Across the pond, the US is in similar trouble, although unlike Europe it went for the spend-to-grow model: the US has the largest absolute debt of all the developed markets at $16.7 trillion, well into the red zone at 103% of GDP as of the end of 2012. And despite the mild economic pick-up, the US’ debt continues to grow, reaching 104.8% as of the end of March. It’s expected to continue growing.

The situation for the developed world is clearly unsustainable. The WOC concludes that most developed markets are living in a “debt bubble” that will eventually burst. “The countries that are pressured by debt can’t find a way to pay their obligations and are being forced to borrow even more money to pay interest on their current loans. For both the majority of developed economies and countries where the debt/GDP ratio exceeds 60-70%, it looks like the point of no return has already been passed,” the WOC says in the report. “Sooner or later they will share the fate of Greece and Cyprus.
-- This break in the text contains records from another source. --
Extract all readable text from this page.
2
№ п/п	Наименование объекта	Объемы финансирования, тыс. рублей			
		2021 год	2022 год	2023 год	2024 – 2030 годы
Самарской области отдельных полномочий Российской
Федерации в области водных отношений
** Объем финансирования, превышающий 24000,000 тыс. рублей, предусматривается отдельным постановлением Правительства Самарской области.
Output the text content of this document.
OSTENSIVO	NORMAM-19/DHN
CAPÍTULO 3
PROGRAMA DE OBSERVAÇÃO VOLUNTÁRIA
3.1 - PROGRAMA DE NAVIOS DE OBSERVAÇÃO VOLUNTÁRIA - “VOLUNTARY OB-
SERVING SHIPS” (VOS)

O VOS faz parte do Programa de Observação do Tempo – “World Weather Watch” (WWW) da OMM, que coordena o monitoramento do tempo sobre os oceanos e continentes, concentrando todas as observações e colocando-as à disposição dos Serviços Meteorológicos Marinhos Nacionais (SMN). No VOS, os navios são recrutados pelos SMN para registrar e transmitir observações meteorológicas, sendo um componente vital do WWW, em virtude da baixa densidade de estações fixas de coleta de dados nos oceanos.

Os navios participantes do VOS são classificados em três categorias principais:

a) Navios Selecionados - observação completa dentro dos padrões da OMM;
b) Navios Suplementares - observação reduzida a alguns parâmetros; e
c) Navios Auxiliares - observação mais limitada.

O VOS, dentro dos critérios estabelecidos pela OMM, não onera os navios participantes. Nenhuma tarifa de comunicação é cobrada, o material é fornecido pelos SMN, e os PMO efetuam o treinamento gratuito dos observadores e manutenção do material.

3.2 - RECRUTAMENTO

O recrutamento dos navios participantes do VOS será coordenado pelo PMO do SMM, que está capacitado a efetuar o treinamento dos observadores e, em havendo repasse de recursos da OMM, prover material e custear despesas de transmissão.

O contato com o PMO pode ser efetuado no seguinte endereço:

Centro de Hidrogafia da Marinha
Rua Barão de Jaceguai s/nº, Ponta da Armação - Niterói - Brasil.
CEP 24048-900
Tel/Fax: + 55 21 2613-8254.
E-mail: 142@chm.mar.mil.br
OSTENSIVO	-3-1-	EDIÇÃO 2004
But in this case, there will be no one to borrow the ‘rescue’ money from.”

Indeed, the only major developed market that seems to be coping with the crisis is Germany. The debt/GDP ratio is still high at 83%, but the country saw the growth in its debt last year and turned the corner this year, falling by 0.7% – the only major European country to actually reduce its debt in the last six months.

(The WSJ has created a great interactive chart to compare countries’ debt here: http://online.wsj.com/article/SB10001424052748703789104576272891515344726.html?mod=wsj_share_twitter)

At the beginning of July, the IMF cut its latest updates for global growth again. The IMF said that “centrifugal forces” across the Eurozone remain serious and are pulling down growth everywhere with one or two exceptions. The IMF cut its global real GDP growth forecast from 3.3% to 3.1% and its outlook for next year from 4.0% to 3.8%.

Europe will largely remain in recession this year, but on the face of it the US and the other Organisation for Economic Co-operation and Developmen (OECD) countries are doing better. However, a paper released by GK Research in June concluded: “This is case of GIGO analysis at its most blatant – as in: garbage in, garbage out… Most leading indicator indices are heavily weighted in components that have been manipulated by central banks,” Charles Gave, the founder of GK Research, argues.

Stripping away the three dodgy indicators, the remaining indicators show that things are still getting worse in the OECD countries. “The Fed hopes that by manipulating asset prices, it will convince enough people that the economy has stabilized, thus igniting animal spirits. This is a psychological, mystical view of the economy. Of course, there is the possibility that the Fed is right. But if the economy does not do what the Fed expects, then eventually a lot of people are going to lose a lot of money,” Gave says.

Better off but still at risk

All these problems are pushing Emerging European countries into the corner. The 2008 crisis showed just how the developed world’s problems can hurt the new world too. The problem for emerging markets is that their economies are a lot more fragile than those of the West.

The stars of the region are the plucky little Baltic states. Estonia has the lowest debt/GDP with 10% and Latvia leads the Eurostat league table in terms of debt reduction: Latvia has a debt/GDP ratio of 40.7% at the end of 2012 and saw its debt fall faster in the first half of the year than anyone else, down by 1.5%. Indeed, most of the Emerging European countries have extremely low debt on the order of 30-40% of GDP.

Another way to compare debt levels around the world is to think of the debt in per-capita terms. The outcome is that most developed countries owe the equivalent of a year’s average salary per worker, whereas the leading emerging markets owe only one month’s salary or less.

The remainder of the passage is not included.